A Lamson Paragon machine, which was filled with special recording sheets and carbon paper to log cash transactions. |
Like almost everything else in our lives, banking is almost unrecognisable compared to how it was in 1980, when I sat at the counter in Midland Bank, Romford. Then we had a team of back office staff processing the credits and the cheques we accepted from customers; now cashiers do so much more with each transaction and each one takes so much longer. In 1980 we had an Autobank dispensing various amounts of cash to customers, now there are not just cash dispensers, but machines to accept deposits of cash or cheques. And with online banking the need for customers to deal face-to-face with anyone in the bank has reduced and will, no doubt fall still further in the future, even removing the need to go to the bank to pay in a cheque.
Despite the popularity of online payment methods like Faster Payments, Paym, and PayPal, we still write over 470 million cheques a year in the UK, and in these days of fast, reliable, electronic payment methods, it still takes three days to clear a cheque and even after six days, that cheque could still be returned unpaid (bounce). Customers have complained about the perceived delay in cheques clearing for many a year, but that is all going to change this coming November when a one-day clearing cycle is introduced[2]. This will be possible since banks will exchange images of cheques presented to them rather than the physical instruments themselves, and that will also enable customers to deposit cheques by scanning them on their mobile phones and uploading them through their banking app.
The programme of branch closures that all of the major banks have embarked upon in recent years shows no sign of abating and our continued adoption of new technology such as banking apps is as significant a factor as any. If you embrace technology to the extent that you visit your bank only once or twice a year, you can scarcely be surprised if it closes. In my local area, HSBC closed their Upminster branch and Lloyds are soon to follow suit. In Collier Row, the only two banks who have a presence - National Westminster and Lloyds - will close their doors for the last time in the coming months. Lloyds say that their Collier Row branch has just 46 regular weekly personal and business customers - their Upminster branch has just 37 - while residents of Collier Row are also set to lose their Post Office: thirty-six other Crown Post Offices are also set to close nationwide. Once, most towns had their full complement of banks, these days if you can find one to walk into, the chances are it is the last bank in town.

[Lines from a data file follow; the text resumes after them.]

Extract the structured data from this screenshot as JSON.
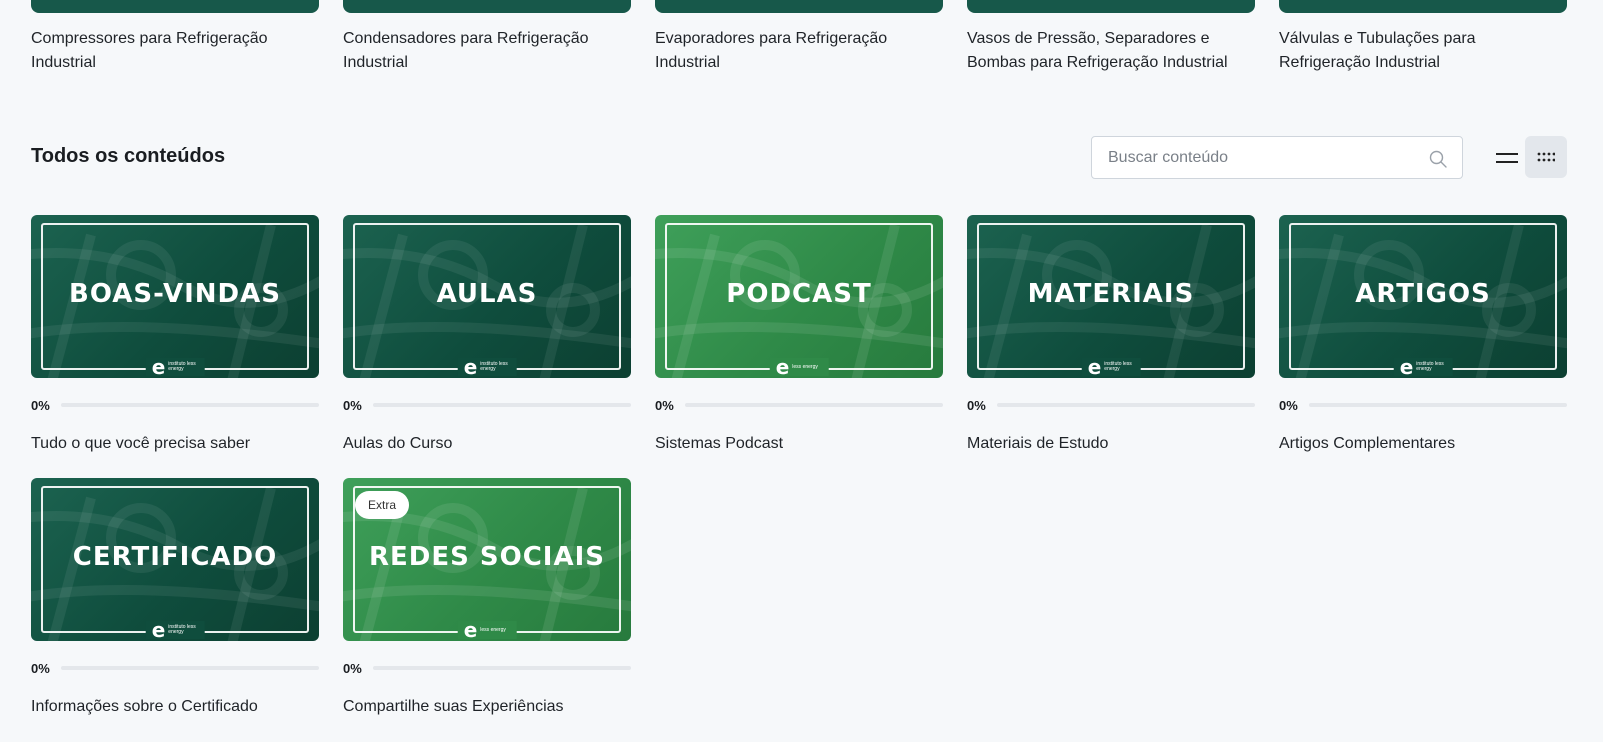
{
  "colors": {
    "background": "#f6f8fa",
    "dark_green": "#0f4d3d",
    "light_green": "#2f8a48",
    "progress_track": "#e4e7eb"
  },
  "top_row": [
    {
      "title": "Compressores para Refrigeração Industrial"
    },
    {
      "title": "Condensadores para Refrigeração Industrial"
    },
    {
      "title": "Evaporadores para Refrigeração Industrial"
    },
    {
      "title": "Vasos de Pressão, Separadores e Bombas para Refrigeração Industrial"
    },
    {
      "title": "Válvulas e Tubulações para Refrigeração Industrial"
    }
  ],
  "section": {
    "title": "Todos os conteúdos",
    "search_placeholder": "Buscar conteúdo",
    "view_list_icon": "list-view-icon",
    "view_grid_icon": "grid-view-icon"
  },
  "cards": [
    {
      "banner": "BOAS-VINDAS",
      "title": "Tudo o que você precisa saber",
      "progress": "0%",
      "progress_value": 0,
      "theme": "dark",
      "logo_words": "instituto less energy",
      "badge": ""
    },
    {
      "banner": "AULAS",
      "title": "Aulas do Curso",
      "progress": "0%",
      "progress_value": 0,
      "theme": "dark",
      "logo_words": "instituto less energy",
      "badge": ""
    },
    {
      "banner": "PODCAST",
      "title": "Sistemas Podcast",
      "progress": "0%",
      "progress_value": 0,
      "theme": "light",
      "logo_words": "less energy",
      "badge": ""
    },
    {
      "banner": "MATERIAIS",
      "title": "Materiais de Estudo",
      "progress": "0%",
      "progress_value": 0,
      "theme": "dark",
      "logo_words": "instituto less energy",
      "badge": ""
    },
    {
      "banner": "ARTIGOS",
      "title": "Artigos Complementares",
      "progress": "0%",
      "progress_value": 0,
      "theme": "dark",
      "logo_words": "instituto less energy",
      "badge": ""
    },
    {
      "banner": "CERTIFICADO",
      "title": "Informações sobre o Certificado",
      "progress": "0%",
      "progress_value": 0,
      "theme": "dark",
      "logo_words": "instituto less energy",
      "badge": ""
    },
    {
      "banner": "REDES SOCIAIS",
      "title": "Compartilhe suas Experiências",
      "progress": "0%",
      "progress_value": 0,
      "theme": "light",
      "logo_words": "less energy",
      "badge": "Extra"
    }
  ]
}
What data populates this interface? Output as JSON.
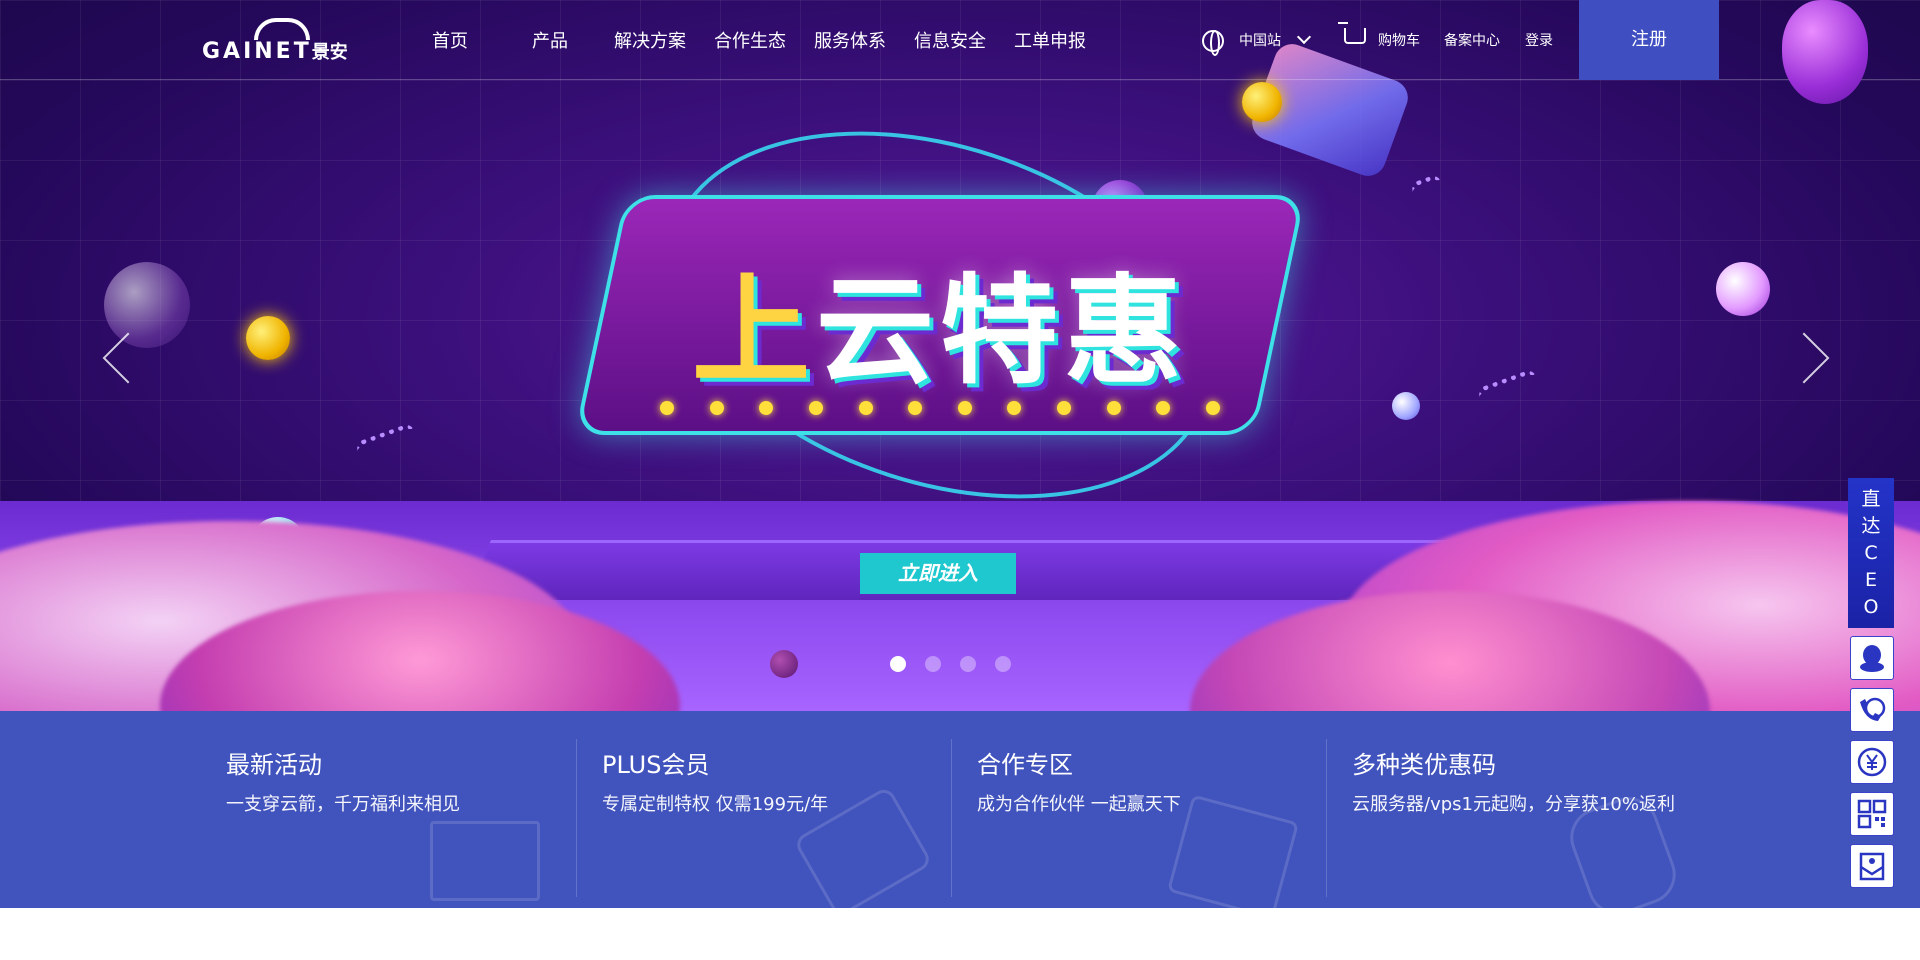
{
  "header": {
    "logo_text": "GAINET",
    "logo_cn": "景安",
    "nav": [
      "首页",
      "产品",
      "解决方案",
      "合作生态",
      "服务体系",
      "信息安全",
      "工单申报"
    ],
    "region_label": "中国站",
    "cart_label": "购物车",
    "icp_label": "备案中心",
    "login_label": "登录",
    "register_label": "注册"
  },
  "hero": {
    "headline": "上云特惠",
    "cta_label": "立即进入",
    "slide_count": 4,
    "active_slide": 1
  },
  "features": [
    {
      "title": "最新活动",
      "subtitle": "一支穿云箭，千万福利来相见"
    },
    {
      "title": "PLUS会员",
      "subtitle": "专属定制特权 仅需199元/年"
    },
    {
      "title": "合作专区",
      "subtitle": "成为合作伙伴 一起赢天下"
    },
    {
      "title": "多种类优惠码",
      "subtitle": "云服务器/vps1元起购，分享获10%返利"
    }
  ],
  "side_toolbar": {
    "ceo_chars": [
      "直",
      "达",
      "C",
      "E",
      "O"
    ],
    "buttons": [
      "qq-icon",
      "phone-24-icon",
      "yuan-icon",
      "qrcode-icon",
      "feedback-icon"
    ]
  },
  "colors": {
    "band": "#4153bd",
    "register": "#3f4fc2",
    "cta": "#1fc7cf"
  }
}
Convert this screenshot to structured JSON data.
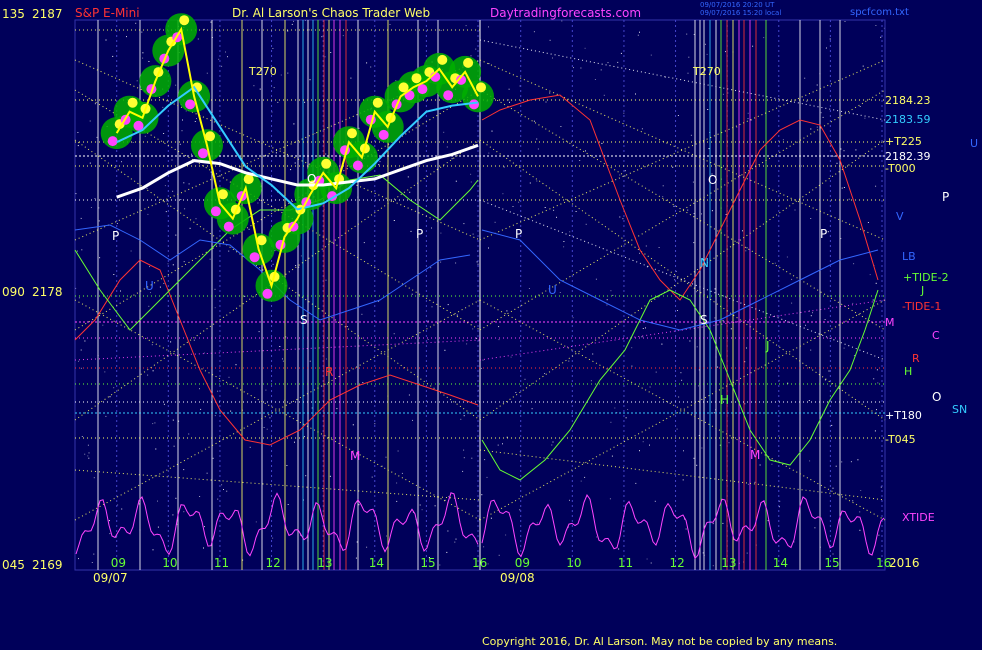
{
  "chart_data": {
    "type": "line",
    "title": "Dr. Al Larson's Chaos Trader Web",
    "instrument": "S&P E-Mini",
    "site": "Daytradingforecasts.com",
    "file": "spcfcom.txt",
    "timestamps": [
      "09/07/2016 20:20 UT",
      "09/07/2016 15:20 local"
    ],
    "copyright": "Copyright 2016, Dr. Al Larson. May not be copied by any means.",
    "colors": {
      "background": "#00005a",
      "price": "#ffff00",
      "ma_fast": "#33ccff",
      "ma_slow": "#ffffff",
      "band": "#00c000",
      "xtide": "#ff44ff"
    },
    "y_axis_left": [
      {
        "code": "135",
        "price": "2187"
      },
      {
        "code": "090",
        "price": "2178"
      },
      {
        "code": "045",
        "price": "2169"
      }
    ],
    "ylim": [
      2169,
      2187
    ],
    "x_ticks": [
      "09",
      "10",
      "11",
      "12",
      "13",
      "14",
      "15",
      "16",
      "09",
      "10",
      "11",
      "12",
      "13",
      "14",
      "15",
      "16"
    ],
    "x_dates": [
      "09/07",
      "09/08"
    ],
    "year": "2016",
    "t270": [
      "T270",
      "T270"
    ],
    "right_levels": [
      {
        "label": "2184.23",
        "color": "#ffff66"
      },
      {
        "label": "2183.59",
        "color": "#33ccff"
      },
      {
        "label": "+T225",
        "color": "#ffff66"
      },
      {
        "label": "2182.39",
        "color": "#ffffff"
      },
      {
        "label": "-T000",
        "color": "#ffff66"
      },
      {
        "label": "LB",
        "color": "#3366ff"
      },
      {
        "label": "+TIDE-2",
        "color": "#66ff33"
      },
      {
        "label": "J",
        "color": "#66ff33"
      },
      {
        "label": "-TIDE-1",
        "color": "#ff3333"
      },
      {
        "label": "M",
        "color": "#ff44ff"
      },
      {
        "label": "C",
        "color": "#ff44ff"
      },
      {
        "label": "R",
        "color": "#ff3333"
      },
      {
        "label": "H",
        "color": "#66ff33"
      },
      {
        "label": "O",
        "color": "#ffffff"
      },
      {
        "label": "SN",
        "color": "#33ccff"
      },
      {
        "label": "+T180",
        "color": "#ffffff"
      },
      {
        "label": "-T045",
        "color": "#ffff66"
      },
      {
        "label": "XTIDE",
        "color": "#ff44ff"
      },
      {
        "label": "U",
        "color": "#3366ff"
      },
      {
        "label": "P",
        "color": "#ffffff"
      },
      {
        "label": "V",
        "color": "#3366ff"
      }
    ],
    "markers": [
      "P",
      "P",
      "P",
      "P",
      "O",
      "O",
      "S",
      "S",
      "N",
      "R",
      "M",
      "M",
      "U",
      "U",
      "J",
      "H"
    ],
    "series": [
      {
        "name": "price",
        "x": [
          9.0,
          9.25,
          9.5,
          9.75,
          10.0,
          10.25,
          10.5,
          10.75,
          11.0,
          11.25,
          11.5,
          11.75,
          12.0,
          12.25,
          12.5,
          12.75,
          13.0,
          13.25,
          13.5,
          13.75,
          14.0,
          14.25,
          14.5,
          14.75,
          15.0,
          15.25,
          15.5,
          15.75,
          16.0
        ],
        "values": [
          2183.3,
          2184.0,
          2183.8,
          2185.0,
          2186.0,
          2186.7,
          2184.5,
          2182.9,
          2181.0,
          2180.5,
          2181.5,
          2179.5,
          2178.3,
          2179.9,
          2180.5,
          2181.3,
          2182.0,
          2181.5,
          2183.0,
          2182.5,
          2184.0,
          2183.5,
          2184.5,
          2184.8,
          2185.0,
          2185.4,
          2184.8,
          2185.3,
          2184.5
        ]
      },
      {
        "name": "ma_fast",
        "x": [
          9.0,
          9.5,
          10.0,
          10.5,
          11.0,
          11.5,
          12.0,
          12.5,
          13.0,
          13.5,
          14.0,
          14.5,
          15.0,
          15.5,
          16.0
        ],
        "values": [
          2183.0,
          2183.4,
          2184.2,
          2184.8,
          2183.5,
          2182.2,
          2181.6,
          2180.8,
          2181.0,
          2181.5,
          2182.3,
          2183.2,
          2184.0,
          2184.2,
          2184.3
        ]
      },
      {
        "name": "ma_slow",
        "x": [
          9.0,
          9.5,
          10.0,
          10.5,
          11.0,
          11.5,
          12.0,
          12.5,
          13.0,
          13.5,
          14.0,
          14.5,
          15.0,
          15.5,
          16.0
        ],
        "values": [
          2181.2,
          2181.5,
          2182.0,
          2182.4,
          2182.3,
          2182.0,
          2181.8,
          2181.6,
          2181.6,
          2181.7,
          2181.8,
          2182.1,
          2182.4,
          2182.6,
          2182.9
        ]
      }
    ]
  }
}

A lot of people are understandably upset and angry when their local bank, building society or Post Office closes, but when footfall declines to the extent that it has at the Lloyds Bank branches where, on average, less than ten regular customers per day visit them, keeping them open makes no economic sense. The case for closing Post Offices is somewhat different. In the UK there are 11,500 Post Offices; three hundred are Crown Post Offices, owned by the government, while the remainder are franchised. The Collier Row office is one of thirty-seven Crown offices that are being closed and will likely be replaced by a franchise. In 2016 Crown Post Offices lost £24million, and while most people see post offices as a public service whose availability ought not to be driven by profit, times have changed and like almost everything else, the balance sheet has the ultimate say.
The way we shop and the way we bank have changed immeasurably in recent years, so while we may lament the decline of the local market and the closure of our bank branches, the simple fact is that unless we use them - and increasingly we are not - we are going to lose them.